Snowstorm in Jerusalem
© Uriel Sinai Source: Getty Images Cars sit stuck during a snowstorm on one of the two main highways to Jerusalem.
THE heaviest snowfall in decades has blocked roads across Israel and the West Bank, while torrential rains have flooded areas of the Gaza Strip.

The heavy snow, which stopped falling on Saturday afternoon, prompted Israeli authorities to interrupt the Jewish Sabbath to lay on relief trains.

Nationwide, some 30,000 households were without electricity, nearly 9,000 of them in Jerusalem, the Israel Electric Corp said.

Jerusalem city workers managed to clear most roads of drifting snow but appealed to residents to stay at home as fallen trees posed a persistent traffic hazard.

Few had ventured out, apart from observant Jews walking to synagogues.

The snow follows similar flurries across Egypt, where snow fell in Cairo for the first time in 112 years.

Jerusalem-based meteorologist Boaz Nechemia told AFP that between 45 and 60cm of snow had accumulated in the Holy City by Saturday.

"We haven't had such a snowfall in some 70 years,'' he said, noting that a metre of snow fell on Jerusalem in 1920.

With road travel almost impossible, authorities laid on free trains to Tel Aviv and Haifa on the coast, interrupting for the first time ever the shutdown of public transport on the Jewish day of prayer and rest, which runs from sundown on Friday to Saturday night.

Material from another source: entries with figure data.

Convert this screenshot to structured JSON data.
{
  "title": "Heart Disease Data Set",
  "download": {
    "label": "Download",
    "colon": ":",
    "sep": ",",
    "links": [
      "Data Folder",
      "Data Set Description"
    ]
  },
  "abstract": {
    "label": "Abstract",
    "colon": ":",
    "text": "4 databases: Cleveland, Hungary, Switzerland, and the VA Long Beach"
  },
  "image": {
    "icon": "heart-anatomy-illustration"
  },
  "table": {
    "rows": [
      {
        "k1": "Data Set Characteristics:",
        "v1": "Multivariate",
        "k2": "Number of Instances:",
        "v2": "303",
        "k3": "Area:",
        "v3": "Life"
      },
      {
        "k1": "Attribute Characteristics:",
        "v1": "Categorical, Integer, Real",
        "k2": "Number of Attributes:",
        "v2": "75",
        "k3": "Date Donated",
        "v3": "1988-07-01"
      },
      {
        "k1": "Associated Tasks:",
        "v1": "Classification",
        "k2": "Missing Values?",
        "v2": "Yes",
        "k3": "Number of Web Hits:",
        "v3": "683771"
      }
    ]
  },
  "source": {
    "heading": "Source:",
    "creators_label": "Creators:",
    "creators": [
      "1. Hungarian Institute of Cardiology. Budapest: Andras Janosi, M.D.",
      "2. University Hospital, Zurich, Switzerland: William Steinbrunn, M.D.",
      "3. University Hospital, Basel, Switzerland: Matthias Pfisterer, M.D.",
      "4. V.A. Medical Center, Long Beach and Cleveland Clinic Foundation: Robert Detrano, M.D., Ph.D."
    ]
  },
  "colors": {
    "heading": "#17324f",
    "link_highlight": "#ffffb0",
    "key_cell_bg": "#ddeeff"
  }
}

The army said it was using armoured vehicles to distribute aid to areas cut off by the bad weather.

Channel 2 television said an initial estimate put the damages at $US85 million ($A95.62 million).

A police spokeswoman said four people had died due to weather-related accidents since Thursday night.

Access to West Bank cities such as Ramallah remained blocked by heavy snowfall, with the only source of power in many cases being private generators.

Low ground on the coast was spared the snowfall, but torrential rains left areas of the Gaza Strip submerged.

The territory's Hamas rulers said 5500 people had been rescued and sheltered after their homes were flooded on Saturday.

Gaza health services said a person died from asphyxiation trying to heat his home, and hundreds suffered weather-related injuries.

In some places, security forces and rescue workers were evacuating residents using small boats.
Flooding in Gaza strip
© AP/Khalil Hamra Rescue workers evacuated more than 5,000 Gaza Strip residents from homes flooded by four days of heavy rain, using fishing boats and heavy construction equipment to pluck some of those trapped from upper floors.